Our pilot results encourage further research. A larger trial with a more diverse patient group could solidify the evidence base for humor in medical procedures. It would be interesting to compare humorous storytelling against other interventions (e.g. a dedicated conversation without intended humor, or a video distraction) to see which is most effective. Additionally, measuring outcomes like blood pressure, heart rate, or even cortisol levels could objectively confirm stress reduction (given that laughter has been shown to reduce cortisol by roughly 30%). We also suggest exploring longer-term outcomes: Does making a patient’s procedure experience less anxious improve their adherence to future treatments or follow-ups? Perhaps patients who have a positive memory are more likely to return for needed injections or therapy rather than avoiding them due to fear.

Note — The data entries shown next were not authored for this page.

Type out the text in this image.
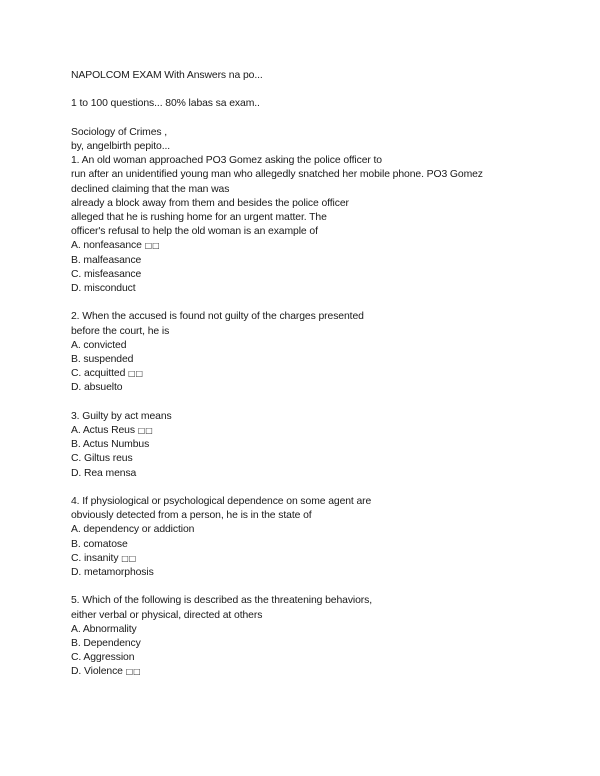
NAPOLCOM EXAM With Answers na po...

1 to 100 questions... 80% labas sa exam..

Sociology of Crimes ,

by, angelbirth pepito...

1. An old woman approached PO3 Gomez asking the police officer to

run after an unidentified young man who allegedly snatched her mobile phone. PO3 Gomez

declined claiming that the man was

already a block away from them and besides the police officer

alleged that he is rushing home for an urgent matter. The

officer's refusal to help the old woman is an example of

A. nonfeasance □□

B. malfeasance

C. misfeasance

D. misconduct

2. When the accused is found not guilty of the charges presented

before the court, he is

A. convicted

B. suspended

C. acquitted □□

D. absuelto

3. Guilty by act means

A. Actus Reus □□

B. Actus Numbus

C. Giltus reus

D. Rea mensa

4. If physiological or psychological dependence on some agent are

obviously detected from a person, he is in the state of

A. dependency or addiction

B. comatose

C. insanity □□

D. metamorphosis

5. Which of the following is described as the threatening behaviors,

either verbal or physical, directed at others

A. Abnormality

B. Dependency

C. Aggression

D. Violence □□
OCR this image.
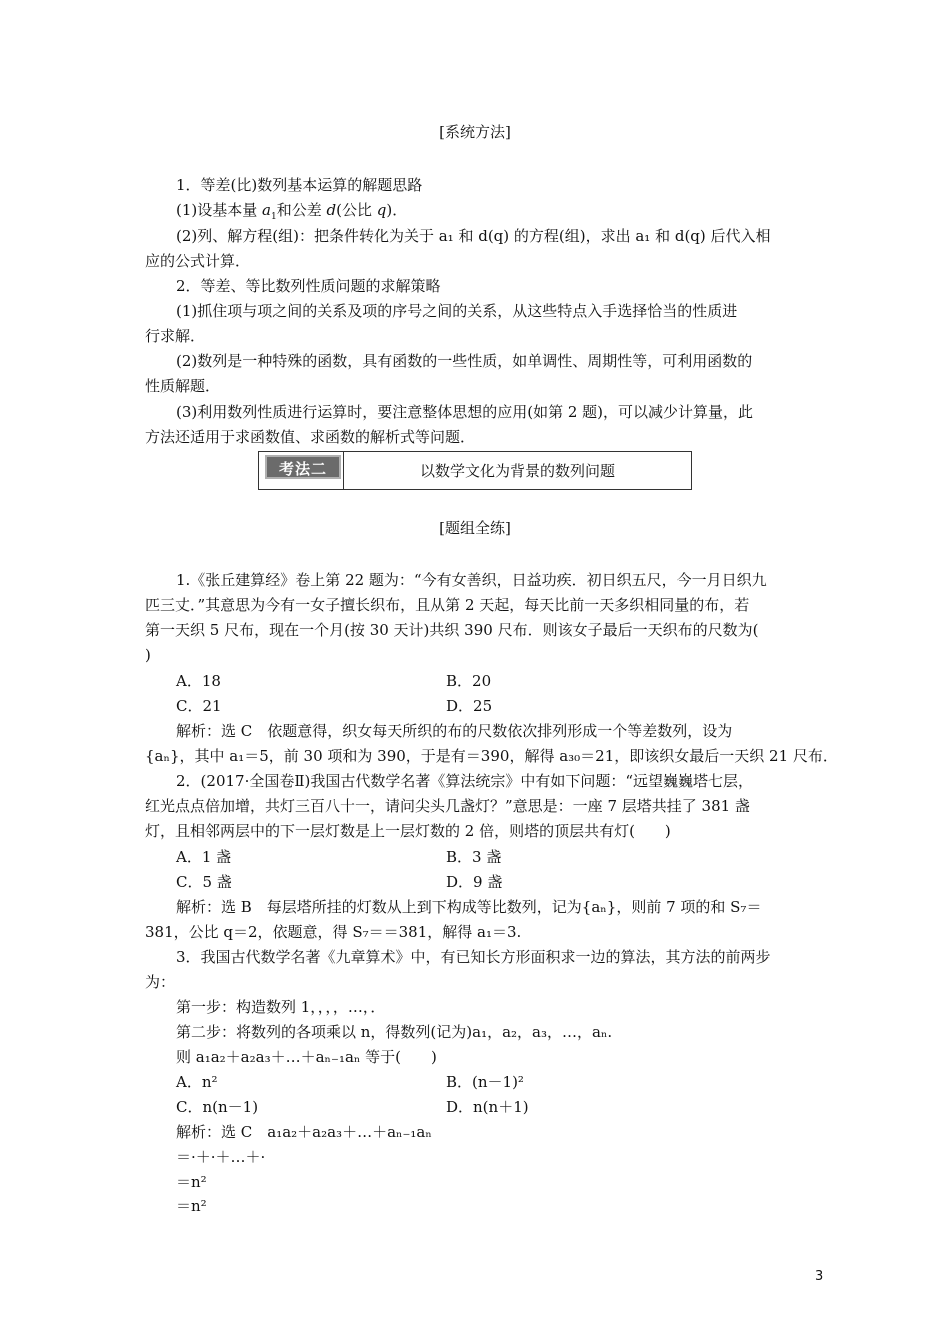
[系统方法]
1．等差(比)数列基本运算的解题思路
(1)设基本量 $a_1$和公差 d(公比 q)．
(2)列、解方程(组)：把条件转化为关于 a₁ 和 d(q) 的方程(组)，求出 a₁ 和 d(q) 后代入相
应的公式计算．
2．等差、等比数列性质问题的求解策略
(1)抓住项与项之间的关系及项的序号之间的关系，从这些特点入手选择恰当的性质进
行求解．
(2)数列是一种特殊的函数，具有函数的一些性质，如单调性、周期性等，可利用函数的
性质解题．
(3)利用数列性质进行运算时，要注意整体思想的应用(如第 2 题)，可以减少计算量，此
方法还适用于求函数值、求函数的解析式等问题．
考法二	以数学文化为背景的数列问题
[题组全练]
1.《张丘建算经》卷上第 22 题为：“今有女善织，日益功疾．初日织五尺，今一月日织九
匹三丈．”其意思为今有一女子擅长织布，且从第 2 天起，每天比前一天多织相同量的布，若
第一天织 5 尺布，现在一个月(按 30 天计)共织 390 尺布．则该女子最后一天织布的尺数为(
)
A．18	B．20
C．21	D．25
解析：选 C　依题意得，织女每天所织的布的尺数依次排列形成一个等差数列，设为
{aₙ}，其中 a₁＝5，前 30 项和为 390，于是有＝390，解得 a₃₀＝21，即该织女最后一天织 21 尺布．
2．(2017·全国卷Ⅱ)我国古代数学名著《算法统宗》中有如下问题：“远望巍巍塔七层，
红光点点倍加增，共灯三百八十一，请问尖头几盏灯？”意思是：一座 7 层塔共挂了 381 盏
灯，且相邻两层中的下一层灯数是上一层灯数的 2 倍，则塔的顶层共有灯(　　)
A．1 盏	B．3 盏
C．5 盏	D．9 盏
解析：选 B　每层塔所挂的灯数从上到下构成等比数列，记为{aₙ}，则前 7 项的和 S₇＝
381，公比 q＝2，依题意，得 S₇＝＝381，解得 a₁＝3.
3．我国古代数学名著《九章算术》中，有已知长方形面积求一边的算法，其方法的前两步
为：
第一步：构造数列 1，，，，…，．
第二步：将数列的各项乘以 n，得数列(记为)a₁，a₂，a₃，…，aₙ.
则 a₁a₂＋a₂a₃＋…＋aₙ₋₁aₙ 等于(　　)
A．n²	B．(n－1)²
C．n(n－1)	D．n(n＋1)
解析：选 C　a₁a₂＋a₂a₃＋…＋aₙ₋₁aₙ
＝·＋·＋…＋·
＝n²
＝n²
3
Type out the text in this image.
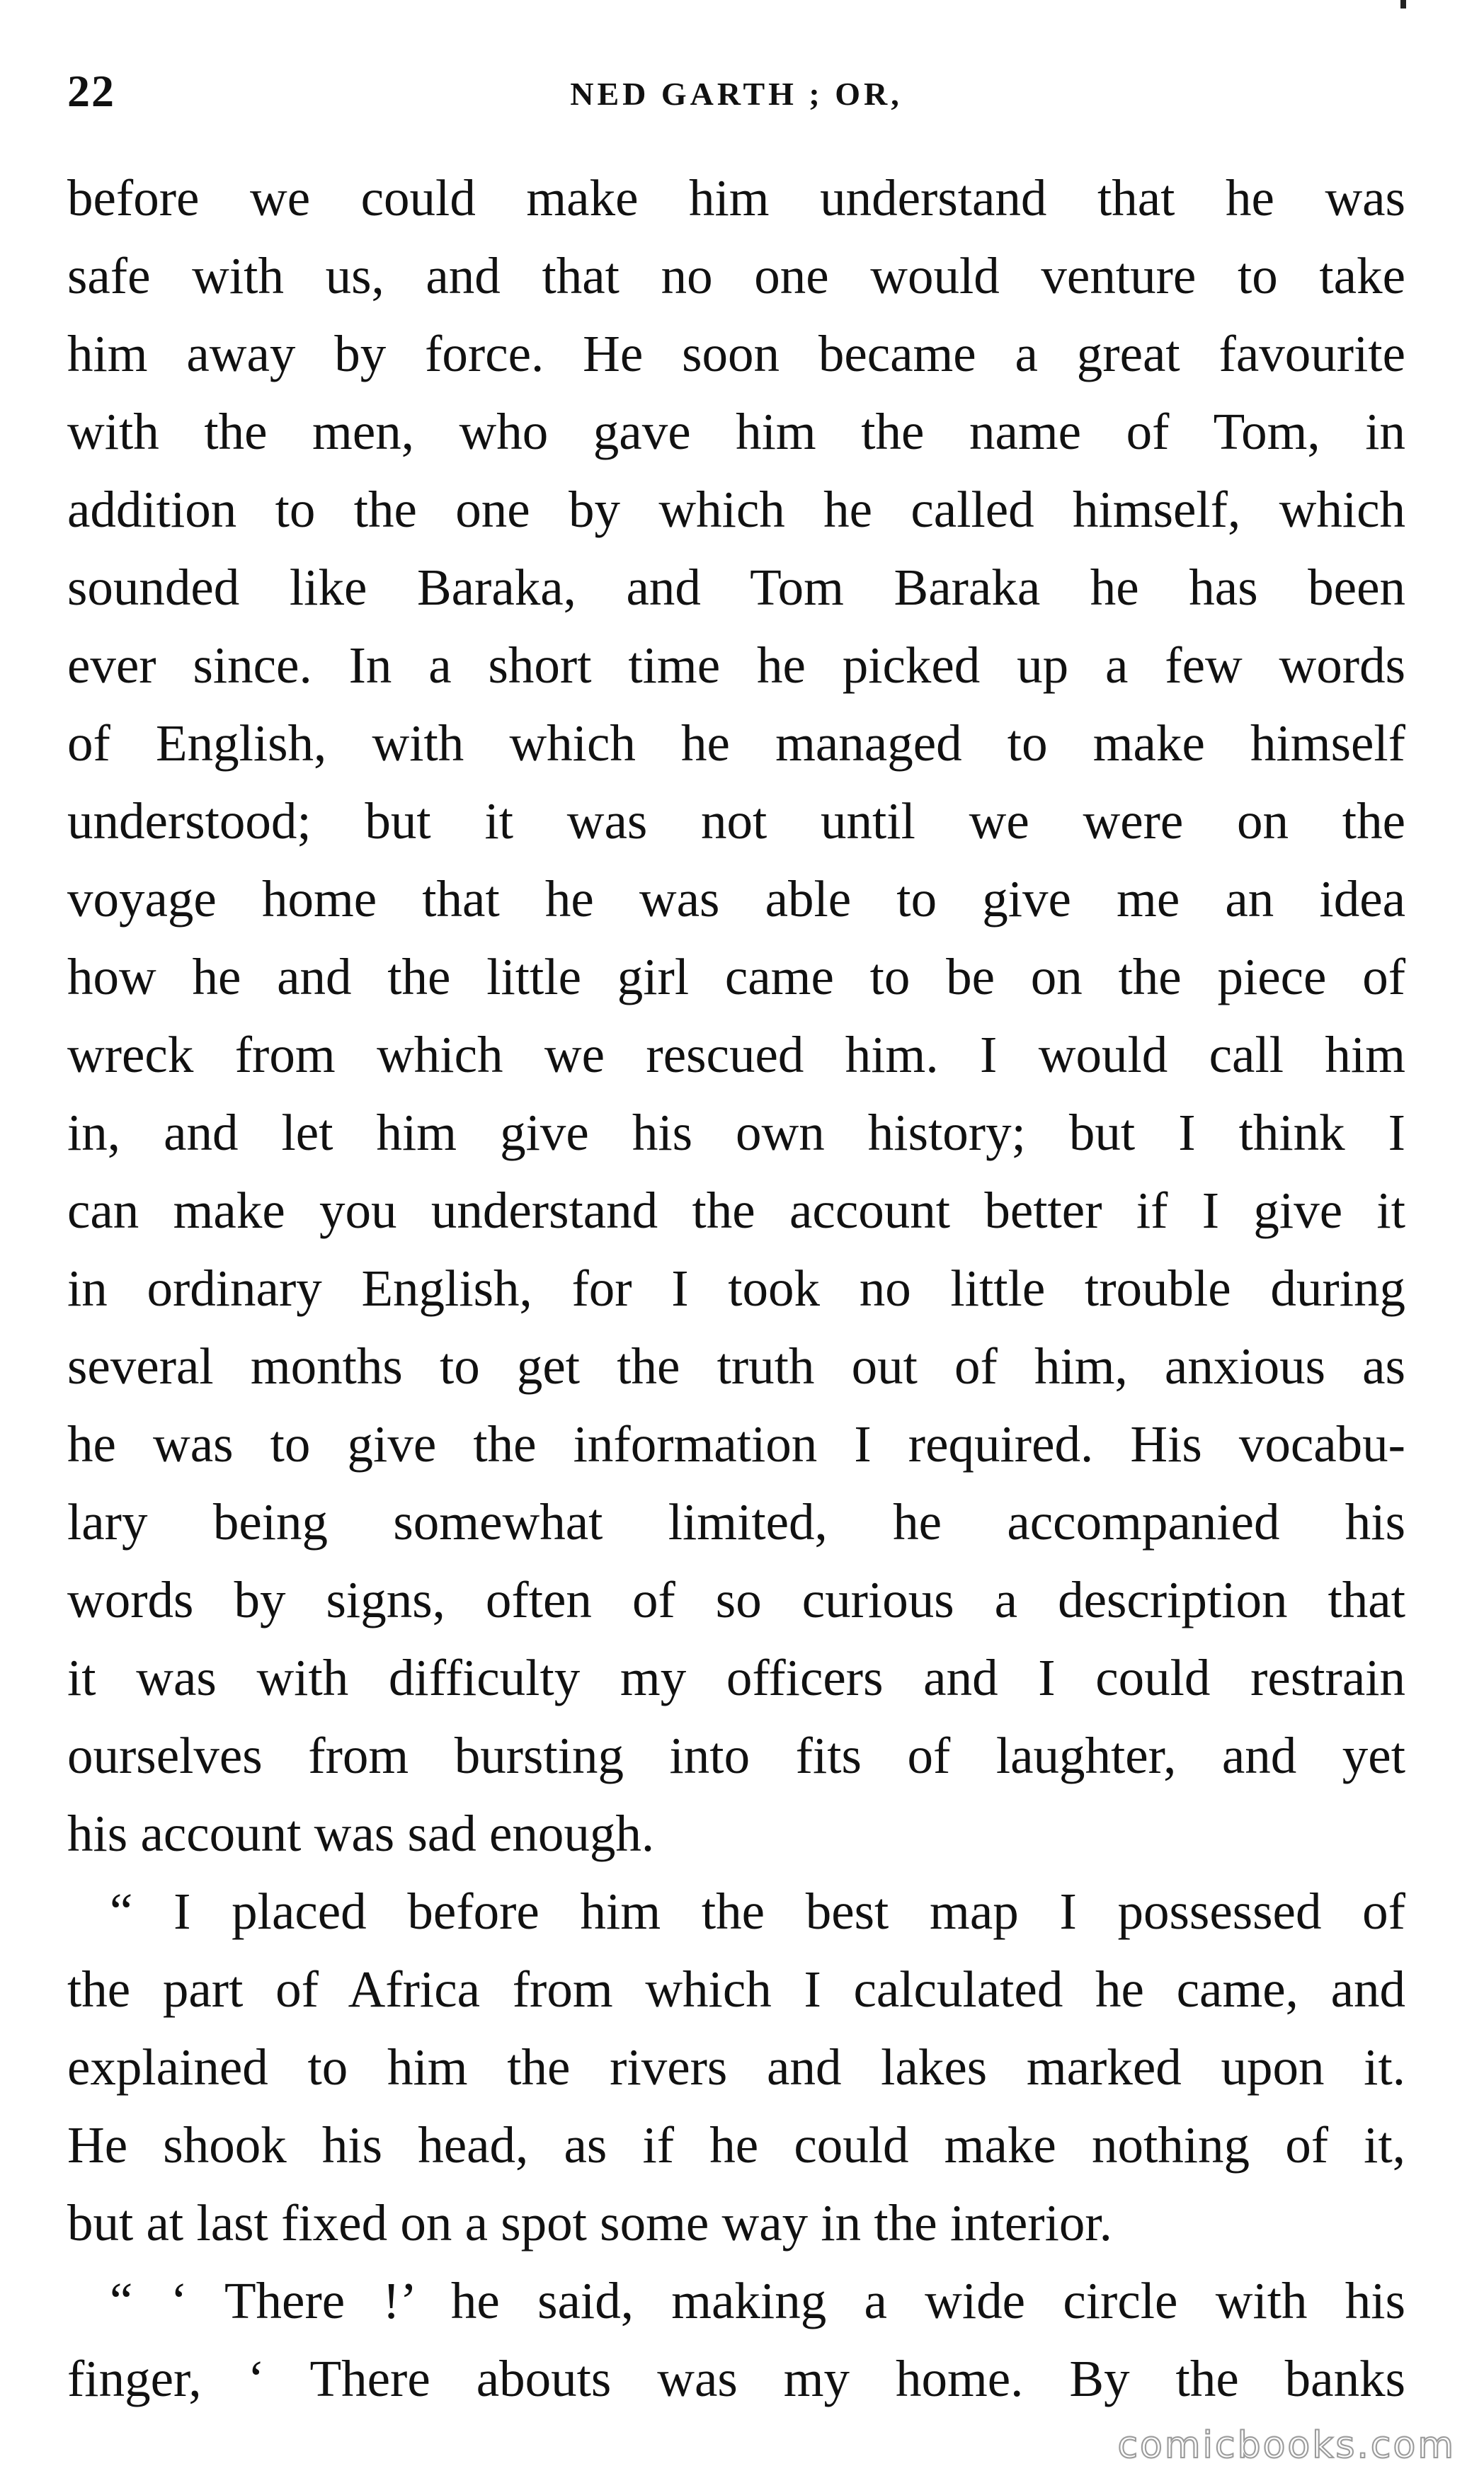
22	NED GARTH ; OR,
before we could make him understand that he was
safe with us, and that no one would venture to take
him away by force. He soon became a great favourite
with the men, who gave him the name of Tom, in
addition to the one by which he called himself, which
sounded like Baraka, and Tom Baraka he has been
ever since. In a short time he picked up a few words
of English, with which he managed to make himself
understood; but it was not until we were on the
voyage home that he was able to give me an idea
how he and the little girl came to be on the piece of
wreck from which we rescued him. I would call him
in, and let him give his own history; but I think I
can make you understand the account better if I give it
in ordinary English, for I took no little trouble during
several months to get the truth out of him, anxious as
he was to give the information I required. His vocabu-
lary being somewhat limited, he accompanied his
words by signs, often of so curious a description that
it was with difficulty my officers and I could restrain
ourselves from bursting into fits of laughter, and yet
his account was sad enough.
“ I placed before him the best map I possessed of
the part of Africa from which I calculated he came, and
explained to him the rivers and lakes marked upon it.
He shook his head, as if he could make nothing of it,
but at last fixed on a spot some way in the interior.
“ ‘ There !’ he said, making a wide circle with his
finger, ‘ There abouts was my home. By the banks
comicbooks.com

Another potential application is in populations that cannot receive sedation (as in our study) - for example, extremely elderly patients or those with certain medical comorbidities. These patients must endure procedures fully awake; having non-drug means to calm them is especially valuable. Conversely, if humor and distraction are effective enough, maybe fewer patients will need sedation, which would be a win for safety (sedation always carries some risk). Indeed, Kim et al. found that 42% of patients in a pain clinic did fine without any sedation, implying that not everyone requires pharmacological anxiolysis. Perhaps with better communication strategies, that percentage could be even higher.

Conclusion

In this pilot study, we found that a little laughter goes a long way in the procedure room. The use of a humorous, storytelling explanation during a fluoroscopy-guided pain injection significantly reduced patients’ anxiety and pain compared to the standard clinical script, without any downside on patient satisfaction. These results highlight the potent impact of humanistic interventions in healthcare - even amidst high-tech procedures, the ancient medicine of humor retains its healing touch. While our sample was small, it provides a proof-of-concept that integrating humor into patient care is feasible and beneficial. We encourage clinicians to consider ways to safely incorporate laughter and narrative where appropriate, and we advocate for larger studies to further evaluate the efficacy of such approaches. As medical professionals, we often deal with very serious matters, but this study reminds us: maybe we shouldn’t take ourselves too seriously all the time. By easing our patients’ fear with compassion and a smile, we not only reduce their suffering in the moment, but also forge a stronger patient-provider bond. In the words of one participant after her storytelling-aided injection, “I never thought I’d be laughing on an operating table - but it really helped.” Indeed, humor, when used with heart, can be a powerful anesthetic.